In Vanity Fair's current Hollywood issue (the one featuring Scarlett Johansson's pale Rubenesque figure on the cover), Peter Biskind, author of the highly-entertaining book about New Hollywood, "Easy Riders, Raging Bulls," looks into the making of "Reds," Warren Beatty's lush 1981 film about American communists John Reed and Louise Bryant, played by Beatty and Diane Keaton, respectively. It's your typical behind-the-scenes/"Where's the money gonna come from?" accounts, covering all the anxiety, in-fighting and egos that make up big Hollywood productions. A decent fluid read, and it stirred memories of how "Reds" affected me when I first saw it a quarter century ago. Back then, I was slowly emerging from my semi-apolitical shell, slightly liberal but lacking any real informative substance. Upon watching "Reds," however, I was stunned to learn that not only was there a vibrant American antiwar movement opposed to US entry into World War I, there once existed a bohemian/intellectual/artistic world that helped the early 20th century start to live up to its name. I'd never heard anything about this, and it certainly wasn't taught in my high school "history" classes. Excited by this fresh information, I went back to view "Reds" three more times in less than a month, noting all the names of those figures portrayed -- Emma Goldman, Max Eastman, Floyd Dell, Big Bill Haywood of the radical Industrial Workers of the World (who, played by Dolph Sweet, tells a gathering of "unskilled" laborers, "And the war the IWW wants you to get into is not a war in Europe, but class war against the capitalists!") -- then going to the library and various bookstores to find what I could about them.

It was a true eye-opener; and within weeks I learned all about The Masses, the radical mag John Reed wrote for, as well as Woodrow Wilson's violations of civil liberties like the Palmer Raids and the Sedition Act (in school, Wilson was presented as a great freedom fighter -- imagine my surprise discovering otherwise), and a good number of other historical facts and ancedotes about the 1914-18 era.

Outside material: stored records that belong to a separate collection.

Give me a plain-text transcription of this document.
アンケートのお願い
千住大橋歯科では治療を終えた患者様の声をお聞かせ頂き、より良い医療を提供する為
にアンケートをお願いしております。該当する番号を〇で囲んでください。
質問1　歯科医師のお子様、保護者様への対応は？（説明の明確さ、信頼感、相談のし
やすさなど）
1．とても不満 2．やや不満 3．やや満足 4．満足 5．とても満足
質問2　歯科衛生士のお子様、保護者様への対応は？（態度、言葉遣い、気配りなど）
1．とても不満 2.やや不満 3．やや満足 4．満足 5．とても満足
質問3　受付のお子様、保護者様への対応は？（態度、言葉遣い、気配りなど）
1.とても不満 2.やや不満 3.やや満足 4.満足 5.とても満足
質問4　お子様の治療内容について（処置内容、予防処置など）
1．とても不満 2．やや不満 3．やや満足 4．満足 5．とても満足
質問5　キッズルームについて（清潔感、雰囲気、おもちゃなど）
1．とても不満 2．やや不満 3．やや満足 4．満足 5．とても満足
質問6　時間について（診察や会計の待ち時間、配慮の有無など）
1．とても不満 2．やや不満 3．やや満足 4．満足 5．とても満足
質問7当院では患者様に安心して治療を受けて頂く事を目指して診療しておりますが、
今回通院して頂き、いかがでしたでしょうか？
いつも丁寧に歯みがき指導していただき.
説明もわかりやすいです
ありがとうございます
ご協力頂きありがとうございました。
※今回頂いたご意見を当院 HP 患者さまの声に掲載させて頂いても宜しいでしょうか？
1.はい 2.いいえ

This of course got me thinking about other parts of American history that I thought I knew well, which sent me once again into the library and bookstores, a search that was substantially expanded less than a year later when I moved to New York and had access to info I never dreamed existed.

It was liberal Hollywood that pointed me in this direction and made me aware of real American history, and it continues to offer alternative, vital counterpoints to the larger mainstream discussion. That's a major reason why cultural reactionaries hate Hollywood so. In their fevered minds, the less you know about what's happened in America, the better American you are, which is why Good Americans are among some of the worst people you'll ever meet.